LE « CAMP EST » MENACÉ PAR LA MONTÉE DE EAUX ?

Le centre pénitentiaire de Nouméa, plus fréquemment appelé « Camp Est », sera-t-il menacé par la montée des eaux ? Il ne s’agit évidemment que d’une boutade, tellement cette question revient régulièrement à l’ordre du jour depuis au moins deux décennies.

L’état de notre prison a de nombreuses fois été stigmatisé, de même que sa surpopulation qui n’est d’ailleurs pas propre à la Nouvelle Calédonie. La Justice est elle-même confrontée à un problème d’exécution de peines en raison de cette surpopulation. Certes, le centre de détention de Koné allège la charge du Camp Est, mais le problème demeure.

Cette question avait été évoquée par le Haut Commissaire, comme elle l’avait été par plusieurs de ses prédécesseurs. « Chaque année, l’Etat investit 350 millions de francs dans la rénovation du Camp-Est. Nous cherchons dans Nouméa et le Grand Nouméa un nouveau terrain pour construire une nouvelle prison. Avec le changement climatique, la montée des eaux, un jour ou l’autre, le Camp-Est aura les pieds dans l’eau. Avec l’ensemble des élus, nous nous sommes fixés comme objectif de trouver, avant la fin de l’année, un terrain adapté, suffisamment grand et à proximité immédiate des forces de l’ordre« , avait-il déclaré le 23 août dernier à NC1ère.

Le problème n’est effectivement pas financier. Son rappel dans l’actualité par le député de la seconde circonscription n’a fait qu’écho à celui d’un ancien député de la première circonscription.
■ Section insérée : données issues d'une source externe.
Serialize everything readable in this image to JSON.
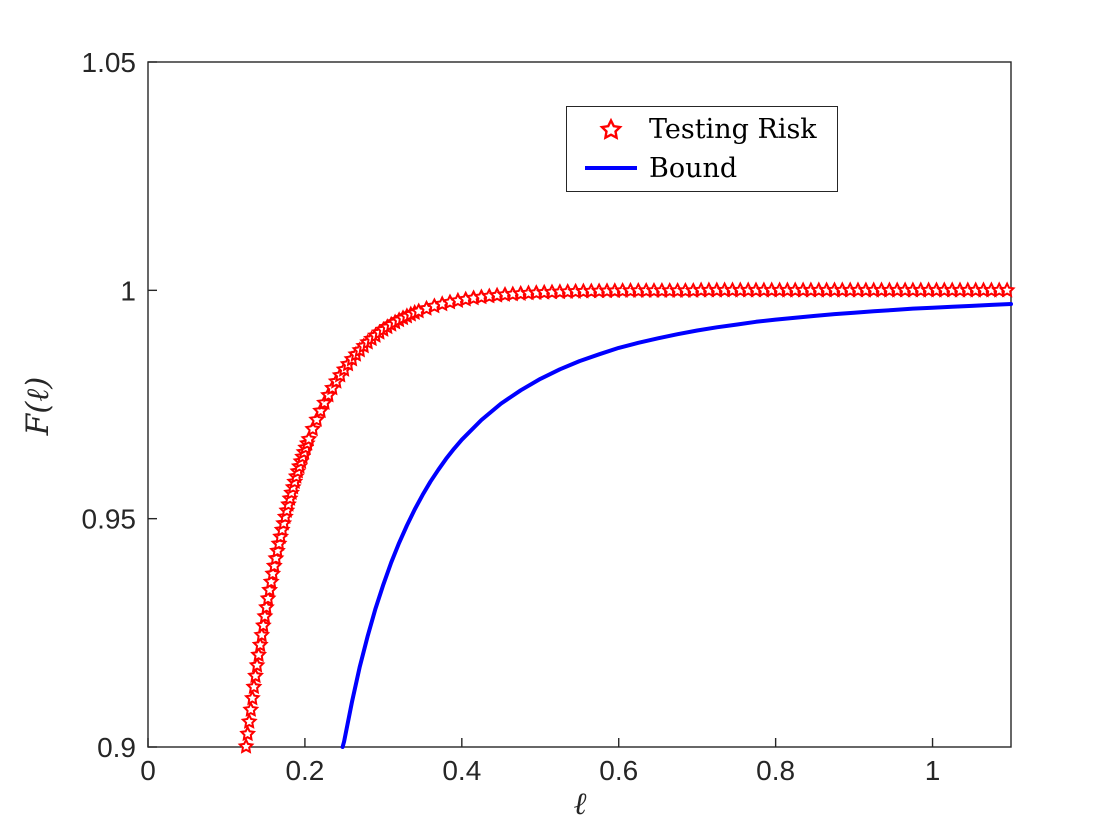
{
  "figure": {
    "background": "#ffffff",
    "axis_color": "#262626"
  },
  "chart_data": {
    "type": "line",
    "title": "",
    "xlabel": "ℓ",
    "ylabel": "F(ℓ)",
    "xlim": [
      0,
      1.1
    ],
    "ylim": [
      0.9,
      1.05
    ],
    "xticks": [
      0,
      0.2,
      0.4,
      0.6,
      0.8,
      1
    ],
    "xtick_labels": [
      "0",
      "0.2",
      "0.4",
      "0.6",
      "0.8",
      "1"
    ],
    "yticks": [
      0.9,
      0.95,
      1,
      1.05
    ],
    "ytick_labels": [
      "0.9",
      "0.95",
      "1",
      "1.05"
    ],
    "grid": false,
    "axis_color": "#262626",
    "legend": {
      "location": "top-center",
      "border": true,
      "entries": [
        "Testing Risk",
        "Bound"
      ]
    },
    "series": [
      {
        "id": "testing-risk",
        "name": "Testing Risk",
        "type": "scatter",
        "marker": "pentagram",
        "color": "#ff0000",
        "marker_size": 6.6,
        "marker_stroke": 2,
        "points": [
          [
            0.125,
            0.9001
          ],
          [
            0.127,
            0.90286
          ],
          [
            0.129,
            0.90554
          ],
          [
            0.131,
            0.90815
          ],
          [
            0.133,
            0.91068
          ],
          [
            0.135,
            0.91315
          ],
          [
            0.137,
            0.91555
          ],
          [
            0.139,
            0.91788
          ],
          [
            0.141,
            0.92015
          ],
          [
            0.143,
            0.92235
          ],
          [
            0.145,
            0.9245
          ],
          [
            0.147,
            0.92658
          ],
          [
            0.149,
            0.92861
          ],
          [
            0.151,
            0.93058
          ],
          [
            0.153,
            0.9325
          ],
          [
            0.155,
            0.93436
          ],
          [
            0.157,
            0.93617
          ],
          [
            0.159,
            0.93793
          ],
          [
            0.161,
            0.93965
          ],
          [
            0.163,
            0.94131
          ],
          [
            0.165,
            0.94294
          ],
          [
            0.167,
            0.94451
          ],
          [
            0.169,
            0.94604
          ],
          [
            0.171,
            0.94753
          ],
          [
            0.173,
            0.94898
          ],
          [
            0.175,
            0.95039
          ],
          [
            0.177,
            0.95176
          ],
          [
            0.179,
            0.95309
          ],
          [
            0.181,
            0.95439
          ],
          [
            0.183,
            0.95565
          ],
          [
            0.185,
            0.95687
          ],
          [
            0.187,
            0.95806
          ],
          [
            0.189,
            0.95922
          ],
          [
            0.191,
            0.96035
          ],
          [
            0.193,
            0.96144
          ],
          [
            0.195,
            0.96251
          ],
          [
            0.197,
            0.96354
          ],
          [
            0.199,
            0.96455
          ],
          [
            0.201,
            0.96553
          ],
          [
            0.203,
            0.96648
          ],
          [
            0.205,
            0.9674
          ],
          [
            0.21,
            0.96961
          ],
          [
            0.215,
            0.97166
          ],
          [
            0.22,
            0.97358
          ],
          [
            0.225,
            0.97536
          ],
          [
            0.23,
            0.97703
          ],
          [
            0.235,
            0.97858
          ],
          [
            0.24,
            0.98003
          ],
          [
            0.245,
            0.98138
          ],
          [
            0.25,
            0.98264
          ],
          [
            0.255,
            0.98381
          ],
          [
            0.26,
            0.98491
          ],
          [
            0.265,
            0.98593
          ],
          [
            0.27,
            0.98688
          ],
          [
            0.275,
            0.98777
          ],
          [
            0.28,
            0.98859
          ],
          [
            0.285,
            0.98936
          ],
          [
            0.29,
            0.99008
          ],
          [
            0.295,
            0.99075
          ],
          [
            0.3,
            0.99138
          ],
          [
            0.305,
            0.99196
          ],
          [
            0.31,
            0.9925
          ],
          [
            0.315,
            0.99301
          ],
          [
            0.32,
            0.99348
          ],
          [
            0.325,
            0.99392
          ],
          [
            0.33,
            0.99433
          ],
          [
            0.335,
            0.99472
          ],
          [
            0.34,
            0.99507
          ],
          [
            0.345,
            0.99541
          ],
          [
            0.355,
            0.99601
          ],
          [
            0.365,
            0.99653
          ],
          [
            0.375,
            0.99698
          ],
          [
            0.385,
            0.99738
          ],
          [
            0.395,
            0.99772
          ],
          [
            0.405,
            0.99802
          ],
          [
            0.415,
            0.99828
          ],
          [
            0.425,
            0.9985
          ],
          [
            0.435,
            0.9987
          ],
          [
            0.445,
            0.99887
          ],
          [
            0.455,
            0.99902
          ],
          [
            0.465,
            0.99914
          ],
          [
            0.475,
            0.99926
          ],
          [
            0.485,
            0.99935
          ],
          [
            0.495,
            0.99944
          ],
          [
            0.505,
            0.99951
          ],
          [
            0.515,
            0.99957
          ],
          [
            0.525,
            0.99963
          ],
          [
            0.535,
            0.99968
          ],
          [
            0.545,
            0.99972
          ],
          [
            0.555,
            0.99976
          ],
          [
            0.565,
            0.99979
          ],
          [
            0.575,
            0.99982
          ],
          [
            0.585,
            0.99984
          ],
          [
            0.595,
            0.99986
          ],
          [
            0.605,
            0.9999
          ],
          [
            0.615,
            0.9999
          ],
          [
            0.625,
            0.9999
          ],
          [
            0.635,
            0.9999
          ],
          [
            0.645,
            0.9999
          ],
          [
            0.655,
            0.9999
          ],
          [
            0.665,
            0.9999
          ],
          [
            0.675,
            0.9999
          ],
          [
            0.685,
            0.9999
          ],
          [
            0.695,
            0.9999
          ],
          [
            0.705,
            1
          ],
          [
            0.715,
            1
          ],
          [
            0.725,
            1
          ],
          [
            0.735,
            1
          ],
          [
            0.745,
            1
          ],
          [
            0.755,
            1
          ],
          [
            0.765,
            1
          ],
          [
            0.775,
            1
          ],
          [
            0.785,
            1
          ],
          [
            0.795,
            1
          ],
          [
            0.805,
            1
          ],
          [
            0.815,
            1
          ],
          [
            0.825,
            1
          ],
          [
            0.835,
            1
          ],
          [
            0.845,
            1
          ],
          [
            0.855,
            1
          ],
          [
            0.865,
            1
          ],
          [
            0.875,
            1
          ],
          [
            0.885,
            1
          ],
          [
            0.895,
            1
          ],
          [
            0.905,
            1
          ],
          [
            0.915,
            1
          ],
          [
            0.925,
            1
          ],
          [
            0.935,
            1
          ],
          [
            0.945,
            1
          ],
          [
            0.955,
            1
          ],
          [
            0.965,
            1
          ],
          [
            0.975,
            1
          ],
          [
            0.985,
            1
          ],
          [
            0.995,
            1
          ],
          [
            1.005,
            1
          ],
          [
            1.015,
            1
          ],
          [
            1.025,
            1
          ],
          [
            1.035,
            1
          ],
          [
            1.045,
            1
          ],
          [
            1.055,
            1
          ],
          [
            1.065,
            1
          ],
          [
            1.075,
            1
          ],
          [
            1.085,
            1
          ],
          [
            1.095,
            1
          ]
        ]
      },
      {
        "id": "bound",
        "name": "Bound",
        "type": "line",
        "color": "#0000ff",
        "line_width": 4,
        "points": [
          [
            0.248,
            0.9
          ],
          [
            0.25,
            0.9012
          ],
          [
            0.26,
            0.9099
          ],
          [
            0.27,
            0.9176
          ],
          [
            0.28,
            0.9243
          ],
          [
            0.29,
            0.9303
          ],
          [
            0.3,
            0.9356
          ],
          [
            0.31,
            0.9404
          ],
          [
            0.32,
            0.9447
          ],
          [
            0.33,
            0.9485
          ],
          [
            0.34,
            0.952
          ],
          [
            0.35,
            0.9552
          ],
          [
            0.36,
            0.9581
          ],
          [
            0.37,
            0.9607
          ],
          [
            0.38,
            0.9631
          ],
          [
            0.39,
            0.9653
          ],
          [
            0.4,
            0.9673
          ],
          [
            0.425,
            0.9716
          ],
          [
            0.45,
            0.9752
          ],
          [
            0.475,
            0.9781
          ],
          [
            0.5,
            0.9806
          ],
          [
            0.525,
            0.9827
          ],
          [
            0.55,
            0.9845
          ],
          [
            0.575,
            0.986
          ],
          [
            0.6,
            0.9874
          ],
          [
            0.625,
            0.9885
          ],
          [
            0.65,
            0.9895
          ],
          [
            0.675,
            0.9904
          ],
          [
            0.7,
            0.9912
          ],
          [
            0.725,
            0.9919
          ],
          [
            0.75,
            0.9925
          ],
          [
            0.775,
            0.9931
          ],
          [
            0.8,
            0.9936
          ],
          [
            0.825,
            0.994
          ],
          [
            0.85,
            0.9944
          ],
          [
            0.875,
            0.9948
          ],
          [
            0.9,
            0.9951
          ],
          [
            0.925,
            0.9954
          ],
          [
            0.95,
            0.9957
          ],
          [
            0.975,
            0.996
          ],
          [
            1,
            0.9962
          ],
          [
            1.025,
            0.9964
          ],
          [
            1.05,
            0.9966
          ],
          [
            1.075,
            0.9968
          ],
          [
            1.1,
            0.997
          ]
        ]
      }
    ]
  }
}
Autant de demandes qui se sont heurtées à un « simple » problème foncier. C’est qu’en effet, la localisation d’un établissement pénitentiaire est soumise à des conditions de proximité du tribunal, des forces de l’ordre ou encore des établissements de santé. Mais elle doit, surtout, recevoir l’assentiment du maire concerné … et de ses habitants.

Or jusqu’à présent, tous les Calédoniens souhaitent que l’État construise un nouvel établissement pénitentiaire, … mais surtout pas à proximité de chaque « chez soi ». Un casse-tête qui perdure depuis des années, et dont le dossier devra être poursuivi par le successeur de l’actuel Haussaire.